Lan-Oak Park District’s tax rate hike referendum going down to the wire

2013-04-09T22:15:00Z 2013-04-10T11:18:22Z Lan-Oak Park District’s tax rate hike referendum going down to the wireGregory Tejeda Times Correspondent nwitimes.com
April 09, 2013 10:15 pm  • 

LANSING | Regardless of the final outcome, Lan-Oak Park District Executive Director John Wilson said he was pleased with the way local voters reacted to a referendum asking for a tax rate increase.

That same referendum question, which is to raise money to pay for improvements to local parks, has come up three times previously and failed by solid margins each time.

In Tuesday’s election, however, the referendum was only narrowly behind, with votes in more than three-quarters of precincts counted.

With votes in 21 of 23 precincts in Lansing counted, 2,232 people had voted “yes” in favor of the referendum, while 2,331 people had voted “no.”

“We came a lot closer this time than we did in the last three elections,” Wilson said, adding that he’s optimistic that a lead will develop by the time all votes are counted and the referendum will pass.

“I’m hoping for the best,” he said, adding that he believes a citizens committee headed by former Village President Dan Podgorski to build up public support for the referendum was successful.

“They did one heck of a job to get people interested in this,” Wilson said.

The Park District’s referendum called for a 10-cent increase in its tax rate, with the intent being to raise about $450,000 for capital improvements.
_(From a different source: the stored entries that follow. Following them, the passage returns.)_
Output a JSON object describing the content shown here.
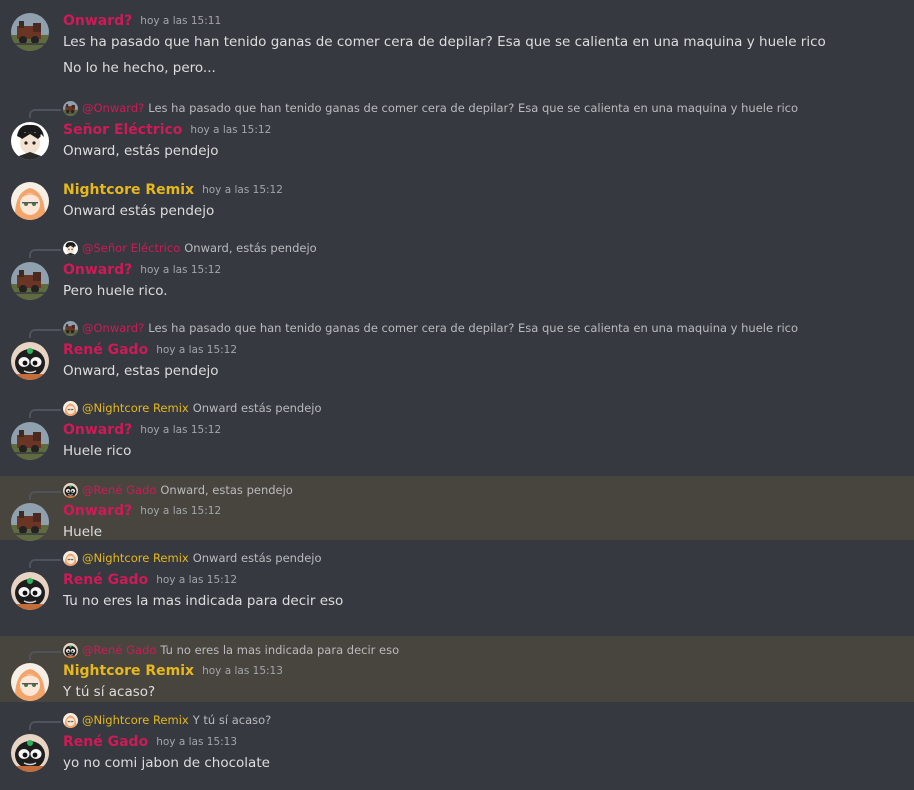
{
  "colors": {
    "onward": "#cf1a57",
    "senor": "#cf1a57",
    "nightcore": "#e6b81e",
    "rene": "#cf1a57",
    "highlight_bg": "#48453f"
  },
  "messages": [
    {
      "author": "Onward?",
      "timestamp": "hoy a las 15:11",
      "lines": [
        "Les ha pasado que han tenido ganas de comer cera de depilar? Esa que se calienta en una maquina y huele rico",
        "No lo he hecho, pero..."
      ]
    },
    {
      "reply": {
        "name": "@Onward?",
        "text": "Les ha pasado que han tenido ganas de comer cera de depilar? Esa que se calienta en una maquina y huele rico"
      },
      "author": "Señor Eléctrico",
      "timestamp": "hoy a las 15:12",
      "lines": [
        "Onward, estás pendejo"
      ]
    },
    {
      "author": "Nightcore Remix",
      "timestamp": "hoy a las 15:12",
      "lines": [
        "Onward estás pendejo"
      ]
    },
    {
      "reply": {
        "name": "@Señor Eléctrico",
        "text": "Onward, estás pendejo"
      },
      "author": "Onward?",
      "timestamp": "hoy a las 15:12",
      "lines": [
        "Pero huele rico."
      ]
    },
    {
      "reply": {
        "name": "@Onward?",
        "text": "Les ha pasado que han tenido ganas de comer cera de depilar? Esa que se calienta en una maquina y huele rico"
      },
      "author": "René Gado",
      "timestamp": "hoy a las 15:12",
      "lines": [
        "Onward, estas pendejo"
      ]
    },
    {
      "reply": {
        "name": "@Nightcore Remix",
        "text": "Onward estás pendejo"
      },
      "author": "Onward?",
      "timestamp": "hoy a las 15:12",
      "lines": [
        "Huele rico"
      ]
    },
    {
      "reply": {
        "name": "@René Gado",
        "text": "Onward, estas pendejo"
      },
      "author": "Onward?",
      "timestamp": "hoy a las 15:12",
      "lines": [
        "Huele"
      ]
    },
    {
      "reply": {
        "name": "@Nightcore Remix",
        "text": "Onward estás pendejo"
      },
      "author": "René Gado",
      "timestamp": "hoy a las 15:12",
      "lines": [
        "Tu no eres la mas indicada para decir eso"
      ]
    },
    {
      "reply": {
        "name": "@René Gado",
        "text": "Tu no eres la mas indicada para decir eso"
      },
      "author": "Nightcore Remix",
      "timestamp": "hoy a las 15:13",
      "lines": [
        "Y tú sí acaso?"
      ]
    },
    {
      "reply": {
        "name": "@Nightcore Remix",
        "text": "Y tú sí acaso?"
      },
      "author": "René Gado",
      "timestamp": "hoy a las 15:13",
      "lines": [
        "yo no comi jabon de chocolate"
      ]
    }
  ]
}
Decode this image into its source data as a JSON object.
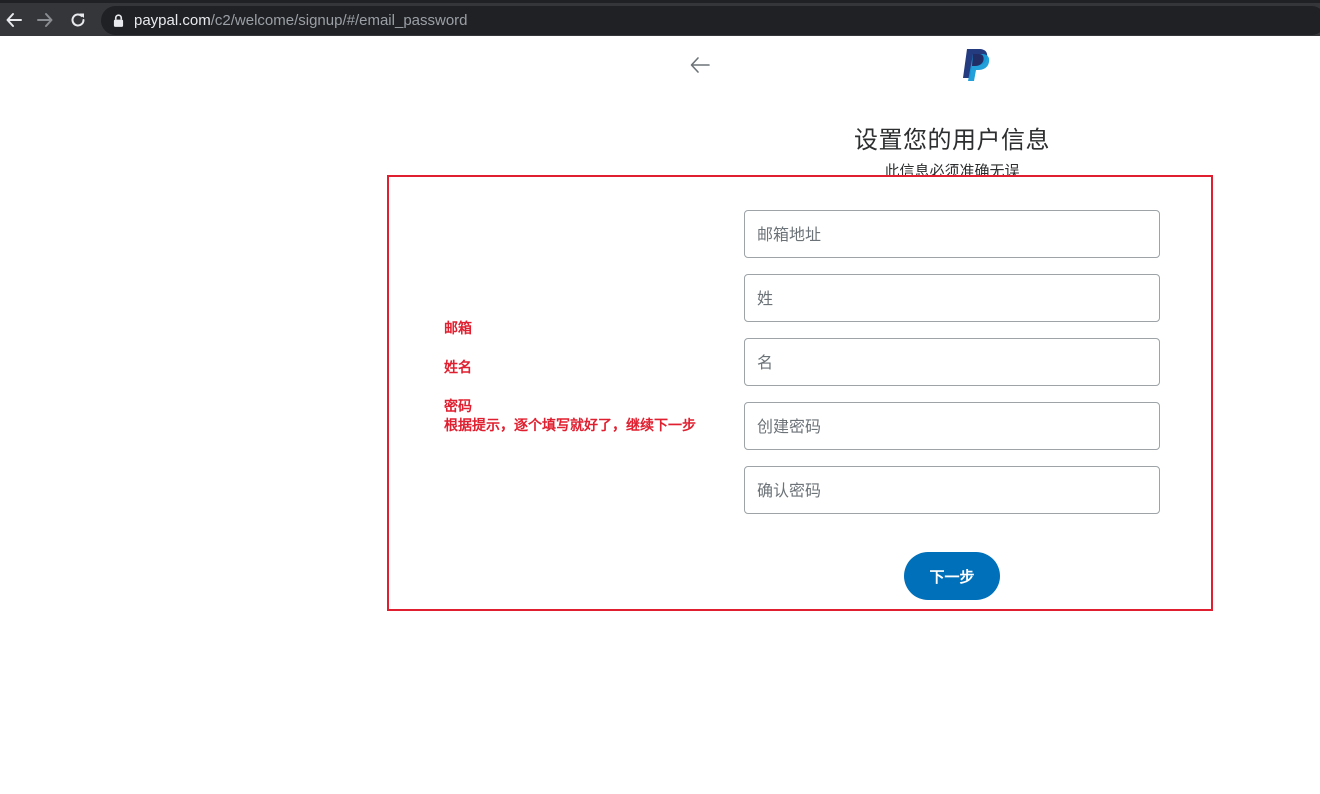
{
  "browser": {
    "url_domain": "paypal.com",
    "url_path": "/c2/welcome/signup/#/email_password",
    "icons": [
      "back-icon",
      "forward-icon",
      "reload-icon",
      "lock-icon"
    ]
  },
  "header": {
    "back_icon": "arrow-left-icon",
    "logo": "paypal-logo"
  },
  "page": {
    "title": "设置您的用户信息",
    "subtitle": "此信息必须准确无误"
  },
  "annotation": {
    "email": "邮箱",
    "name": "姓名",
    "password": "密码",
    "instruction": "根据提示，逐个填写就好了，继续下一步",
    "color": "#e02030"
  },
  "form": {
    "email_placeholder": "邮箱地址",
    "last_name_placeholder": "姓",
    "first_name_placeholder": "名",
    "password_placeholder": "创建密码",
    "confirm_password_placeholder": "确认密码",
    "next_label": "下一步"
  },
  "colors": {
    "primary_button": "#0070ba",
    "paypal_dark": "#253b80",
    "paypal_light": "#179bd7"
  }
}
Park officials have said money would go toward renovating Bock Park, developing a new playing field for soccer and repairing shelters and playground equipment at other parks.

Officials have said that money will not go toward operations expenses for the Park District. They also have said that a home valued at about $116,000 would see an increase of about $38 per year in the Park District’s share of property tax revenues paid by a Lansing resident.

If the referendum does not pass, Park District officials have said they would remove shelters at Lan-Oak and Erfert parks, along with antiquated playground equipment at several parks across Lansing.